American “cowboy” plaintiffs’ lawyer here. I’ve spent 35 years representing victims of toxic substances. I can assure you it is very, very difficult to win these cases these days and has been for a long time. Republican judges are programmed to dismiss toxic tort cases unless the epidemiologic and other proof is nearly overwhelming. Essentially the only cases that can confidently be predicted to succeed these days are those involving “signature” relationships such as that between asbestos and mesothelioma. One of the reasons the Roundup cases have proven to be an exception is the substantial amount of incriminating internal evidence–Monsanto questioning the safety of its own products.
I would much prefer to live in the German system, in which health care costs are socialized, including the costs of diseases caused by products like Roundup. But that’s not what we have here–we have a much more individualistic system of assigning responsibility for harms and costs. That’s what juries do. It’s odd that the German geniuses who bought Monsanto wouldn’t have known that.

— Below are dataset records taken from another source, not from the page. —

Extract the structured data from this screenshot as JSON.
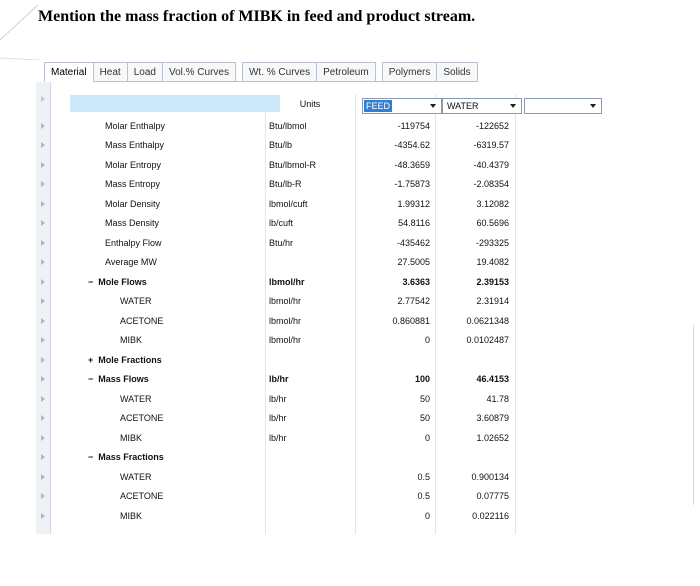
{
  "question": "Mention the mass fraction of MIBK in feed and product stream.",
  "tabs": [
    "Material",
    "Heat",
    "Load",
    "Vol.% Curves",
    "Wt. % Curves",
    "Petroleum",
    "Polymers",
    "Solids"
  ],
  "header": {
    "units": "Units",
    "col1": "FEED",
    "col2": "WATER",
    "col3": ""
  },
  "rows": [
    {
      "label": "Molar Enthalpy",
      "units": "Btu/lbmol",
      "feed": "-119754",
      "water": "-122652"
    },
    {
      "label": "Mass Enthalpy",
      "units": "Btu/lb",
      "feed": "-4354.62",
      "water": "-6319.57"
    },
    {
      "label": "Molar Entropy",
      "units": "Btu/lbmol-R",
      "feed": "-48.3659",
      "water": "-40.4379"
    },
    {
      "label": "Mass Entropy",
      "units": "Btu/lb-R",
      "feed": "-1.75873",
      "water": "-2.08354"
    },
    {
      "label": "Molar Density",
      "units": "lbmol/cuft",
      "feed": "1.99312",
      "water": "3.12082"
    },
    {
      "label": "Mass Density",
      "units": "lb/cuft",
      "feed": "54.8116",
      "water": "60.5696"
    },
    {
      "label": "Enthalpy Flow",
      "units": "Btu/hr",
      "feed": "-435462",
      "water": "-293325"
    },
    {
      "label": "Average MW",
      "units": "",
      "feed": "27.5005",
      "water": "19.4082"
    },
    {
      "label": "Mole Flows",
      "units": "lbmol/hr",
      "feed": "3.6363",
      "water": "2.39153",
      "sign": "−"
    },
    {
      "label": "WATER",
      "units": "lbmol/hr",
      "feed": "2.77542",
      "water": "2.31914"
    },
    {
      "label": "ACETONE",
      "units": "lbmol/hr",
      "feed": "0.860881",
      "water": "0.0621348"
    },
    {
      "label": "MIBK",
      "units": "lbmol/hr",
      "feed": "0",
      "water": "0.0102487"
    },
    {
      "label": "Mole Fractions",
      "units": "",
      "feed": "",
      "water": "",
      "sign": "+"
    },
    {
      "label": "Mass Flows",
      "units": "lb/hr",
      "feed": "100",
      "water": "46.4153",
      "sign": "−"
    },
    {
      "label": "WATER",
      "units": "lb/hr",
      "feed": "50",
      "water": "41.78"
    },
    {
      "label": "ACETONE",
      "units": "lb/hr",
      "feed": "50",
      "water": "3.60879"
    },
    {
      "label": "MIBK",
      "units": "lb/hr",
      "feed": "0",
      "water": "1.02652"
    },
    {
      "label": "Mass Fractions",
      "units": "",
      "feed": "",
      "water": "",
      "sign": "−"
    },
    {
      "label": "WATER",
      "units": "",
      "feed": "0.5",
      "water": "0.900134"
    },
    {
      "label": "ACETONE",
      "units": "",
      "feed": "0.5",
      "water": "0.07775"
    },
    {
      "label": "MIBK",
      "units": "",
      "feed": "0",
      "water": "0.022116"
    }
  ]
}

‘ Because they were not US trained they had little appreciation for how cowboy American law works.’ About five minutes Googling would alert any open minded intelligent person who could read English to the risks involved in taking over Monsanto. Just type in ‘ Monsanto sucks ‘ for starters . Oh sorry, I forgot, these executives all had PhDs and, no doubt consultants a plenty and lawyers by the bucket load and not one of them piped up and suggested they could smell the rotting carcus of a rat as soon as you crossed Monsanto’s threshold. If only those executives had spent a term in the university of hard knocks before they went down their PhD rabbit holes.
@Felix_47: hear here!
It’s disheartening to see US courts/juries deciding what is scientifically true.
As opposed to the government? Juries decide all kinds of things every day, from who had the green light to guilt and innocence in capital murder cases. They generally reach the right outcomes in most cases over time. Worst system ever invented except for all the others, etc.
What was the name of that German physician who created a makeshift ventilator out of a garden hose and a lamp timer?